Russia has always honored the saints, especially those dear to the common people: Nicholas the Wonderworker, Sergius of Radonezh, Seraphim of Sarov, Matrona of Moscow. But dearest of all is the Mother of God. In Russia there was always informal, heartfelt veneration, like as to your birth mother, who you can turn to with any trouble, and Russia has always been under the veil of the Mother of God. This is why in every Orthodox home in Russia amongst the icons there is a special place dedicated to the image of the Mother of God.
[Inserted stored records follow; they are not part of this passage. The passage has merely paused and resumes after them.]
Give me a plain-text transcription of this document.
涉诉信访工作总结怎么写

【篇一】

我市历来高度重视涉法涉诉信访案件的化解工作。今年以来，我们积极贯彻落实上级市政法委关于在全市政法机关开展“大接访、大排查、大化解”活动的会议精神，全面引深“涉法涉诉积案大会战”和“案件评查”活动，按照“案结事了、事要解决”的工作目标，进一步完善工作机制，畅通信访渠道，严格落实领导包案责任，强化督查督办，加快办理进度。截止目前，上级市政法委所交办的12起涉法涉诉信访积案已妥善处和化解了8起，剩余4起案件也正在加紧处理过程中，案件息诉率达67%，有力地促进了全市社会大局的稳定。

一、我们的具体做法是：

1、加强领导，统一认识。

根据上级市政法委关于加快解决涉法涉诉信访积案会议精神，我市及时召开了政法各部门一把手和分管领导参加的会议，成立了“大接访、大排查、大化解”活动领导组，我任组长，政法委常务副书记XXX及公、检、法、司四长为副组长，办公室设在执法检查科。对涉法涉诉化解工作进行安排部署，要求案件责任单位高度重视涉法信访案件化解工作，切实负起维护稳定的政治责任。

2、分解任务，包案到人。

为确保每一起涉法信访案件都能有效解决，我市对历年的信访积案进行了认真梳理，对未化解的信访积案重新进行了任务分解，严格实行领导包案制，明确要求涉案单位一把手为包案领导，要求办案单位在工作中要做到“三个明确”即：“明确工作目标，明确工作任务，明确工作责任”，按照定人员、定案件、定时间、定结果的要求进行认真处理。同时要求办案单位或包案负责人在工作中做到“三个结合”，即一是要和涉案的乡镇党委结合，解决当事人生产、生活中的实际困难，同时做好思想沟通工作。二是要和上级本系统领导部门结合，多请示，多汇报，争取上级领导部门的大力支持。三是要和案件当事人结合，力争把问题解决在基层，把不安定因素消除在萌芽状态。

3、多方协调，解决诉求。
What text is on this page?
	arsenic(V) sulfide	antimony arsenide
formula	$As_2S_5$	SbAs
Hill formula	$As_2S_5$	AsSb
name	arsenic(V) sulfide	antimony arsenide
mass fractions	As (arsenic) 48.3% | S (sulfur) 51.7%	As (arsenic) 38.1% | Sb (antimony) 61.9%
There are different traditions about the past event in Constantinople, when in the Blachernae church the Most Pure Virgin appeared and extended her veil over the supplicants. There is the hypothesis that the Byzantine capital was besieged by our ancestors, such that the Byzantines were delivered from them only by the intercession of the Mother of God. But Russia at that time remained as yet unenlightened by the Christian faith, and had our ancestors been permitted to seize Constantinople, the city would have been devastated and many people killed. The Most Holy Virgin did not permit the spilling of innocent blood. To the pagans it was not given to ravage the Christians, but instead they were themselves subsequently lead to the glory of the Christian faith, likely also by the prayers of the Mother of God. In Baptism we acquired nearness to the Virgin Mary and therefore we take the feast of the Protection of the Mother of God as a witness of her love for those who pray, no matter the past military-political circumstances.